History of Roads 27 3.5.4 Cars
Gottfried Daimler and Karl Benz in Germany developed the first useable petrol-powered internal combustion (IC) engines between 1882 and 1885. A key advantage of the new IC engines was that they easily utilised petroleum distillates, liquid energy that was readily dispensed, transported and consumed and which had a very high energy to volume ratio. Although they never met, the firms established by the two men finally merged in 1926. Benz’s first successful vehicle (1885–86) was a tricycle powered by a one-cylinder gas motor that Daimler followed three months later with a powered bicycle.
The first practical trucks were steam powered and were in use on the roads from their introduction in France in 1892 until about 1930, although Britain, with an abundance of coal, did not stop building steam trucks until 1950. However, trucks powered by IC engines arrived in 1894 and had captured the market by 1900. The end of the horse era was surely the 1911 announcement by the British War Office that the motor truck was to replace the horse on a large scale in the British Army.
By the end of the 19th century there had thus been a congruence of events seemingly stage-managed to produce the modern motor vehicle.

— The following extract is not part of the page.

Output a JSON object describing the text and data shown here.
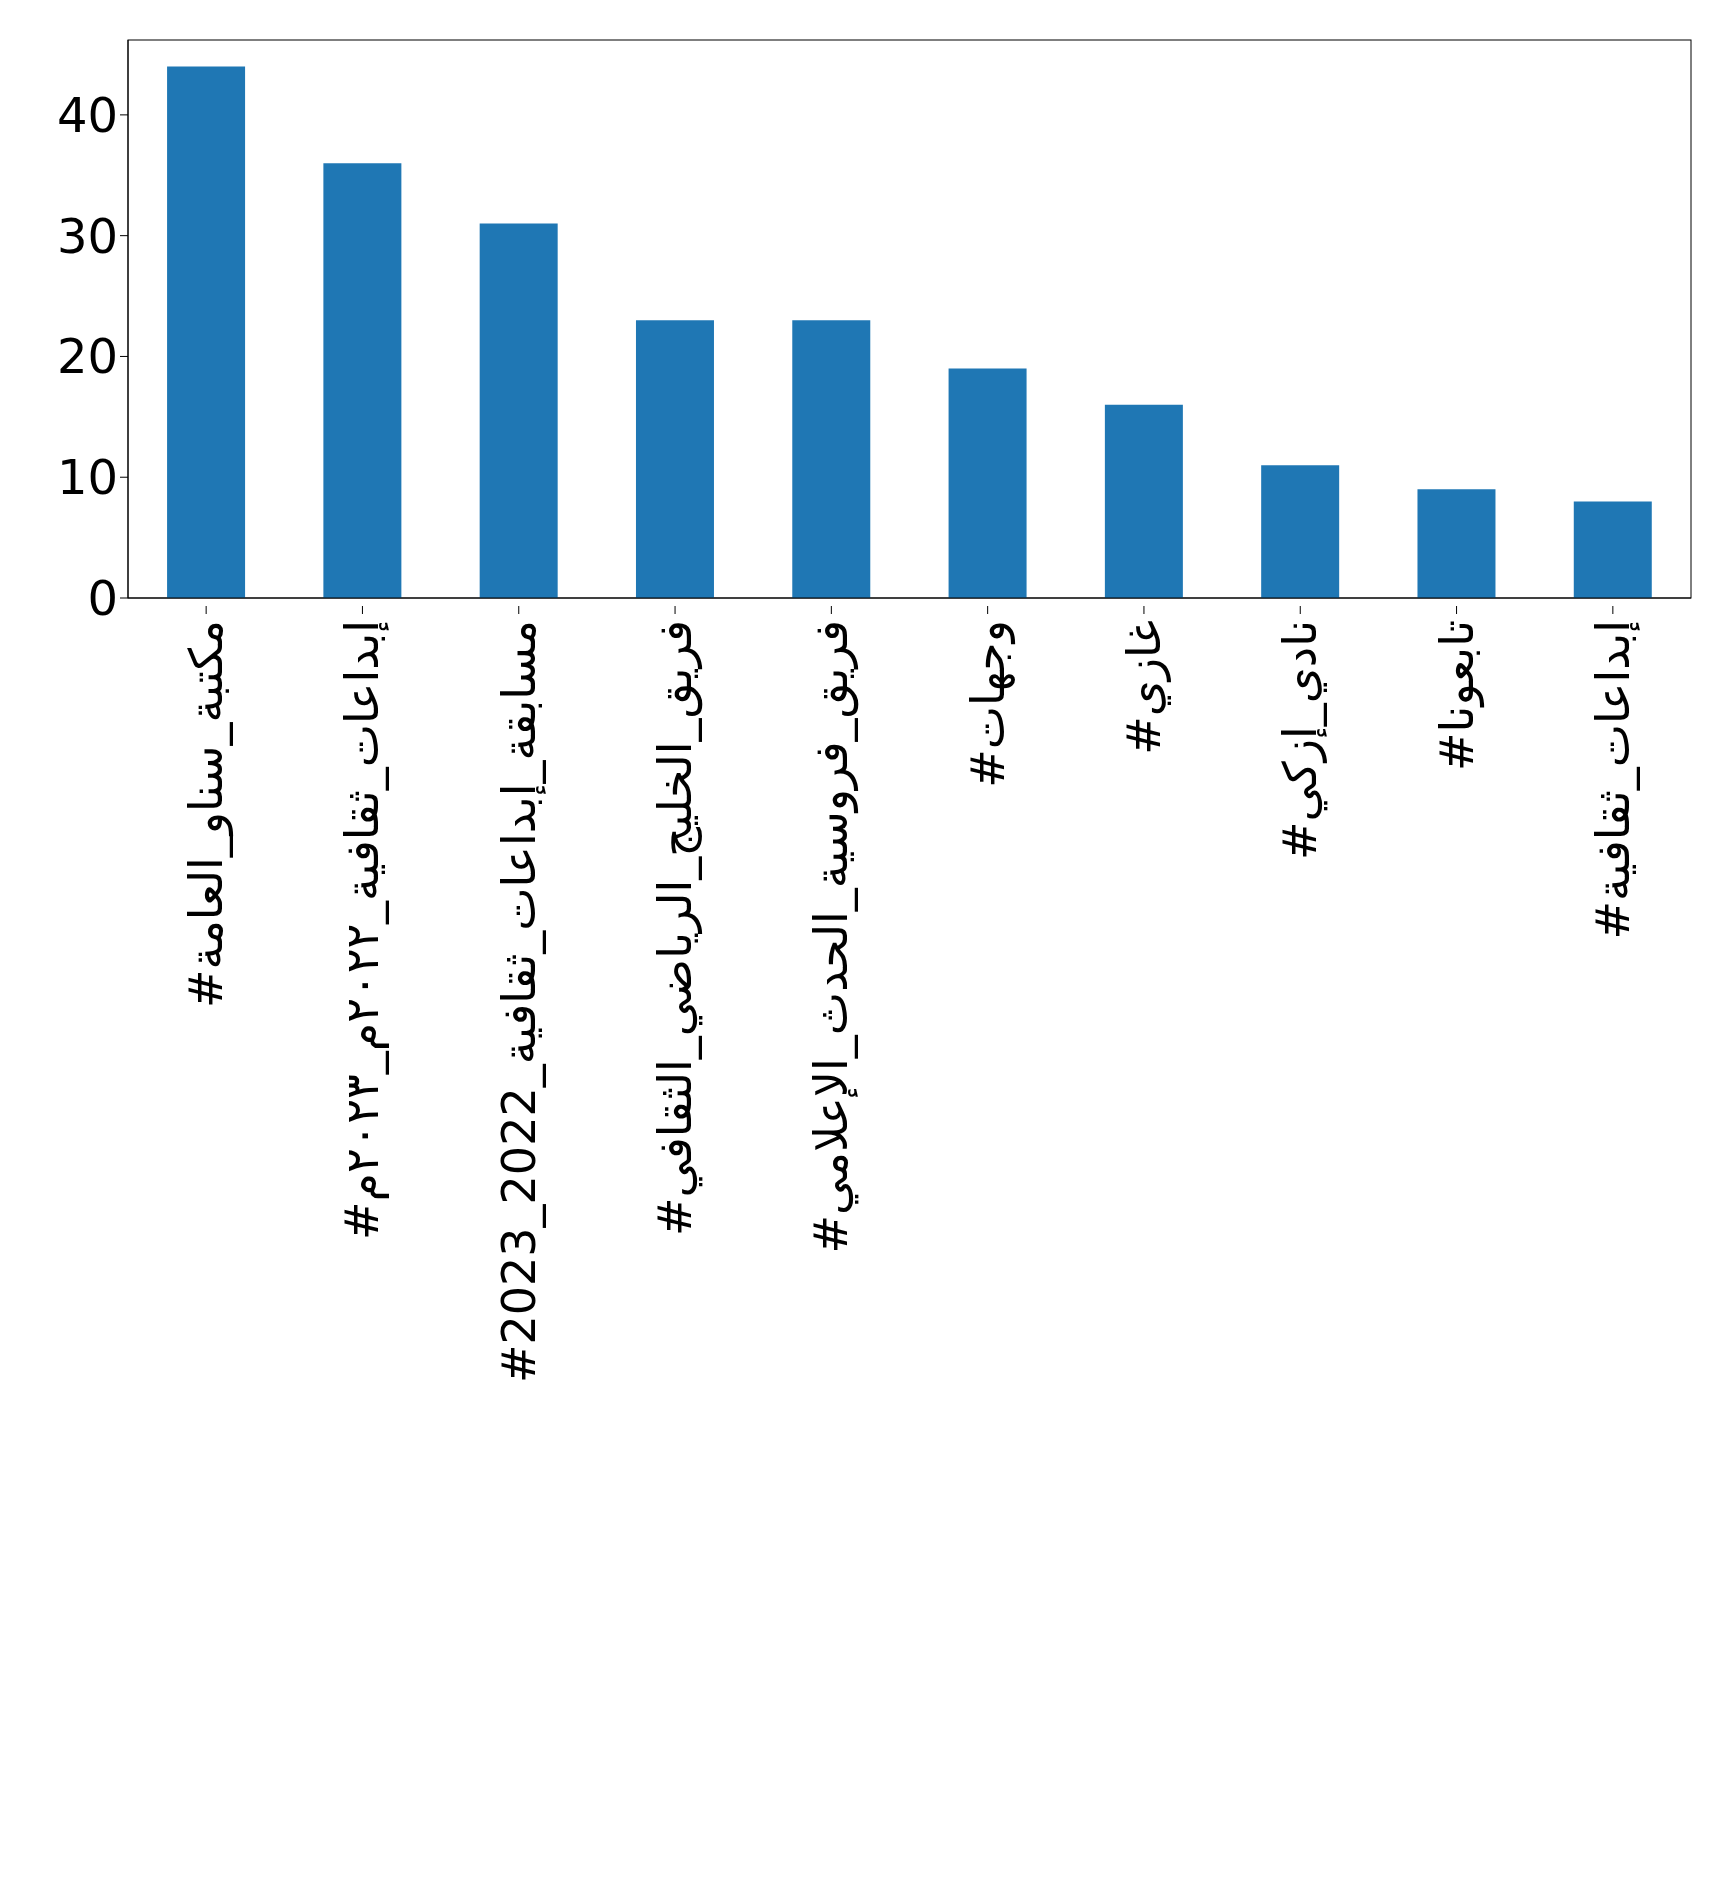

The new universal desire for private travel was supplied per medium of the pneumatic tyre and the IC engine. No flanged wheels restricted the driver’s choice of route. The one missing factor was a good road system. Indeed, the roads of the day were such that it was wise to use large-diameter, wooden-spoked wheels to provide sufficient clearance over rocks, stumps, and other obstacles.
Although the pneumatic tyre brought the advantage of applying lower vertical contact pressures and better stress distributions to the road surface, it also delivered other bounties. In particular, the enhanced surface-friction — coupled with the greater power now available — allowed markedly greater acceleration and deceleration performance. These speed changes applied much greater horizontal loads to the pavement surfaces than had previously been encountered. Worse was to come — as braking capabilities increased, so did travel speeds, and high-speed cornering on curves produced yet another set of new forces. In addition the tyres of the speeding vehicles began to create significant uplift suctions on the pavement surfaces, leading to clouds of dust. Thus the new vehicles with their speeding, braking, accelerating, skidding and cornering began to seriously abrade the old road surfaces. The most obviously annoying characteristics of the car at the turn of the century were that it was dangerous and caused dust. The second loomed larger in the eyes of the public, the dust covering everything within 20 m of the roadways.
The enthusiastic adoption of the car meant that the expanding push for good roads that the cyclists had begun gained even more momentum as those roads that did exist began to deteriorate under the new traffic. The legacy of sixty or so years of inattention had left no effective infrastructure for the dazzling new invention.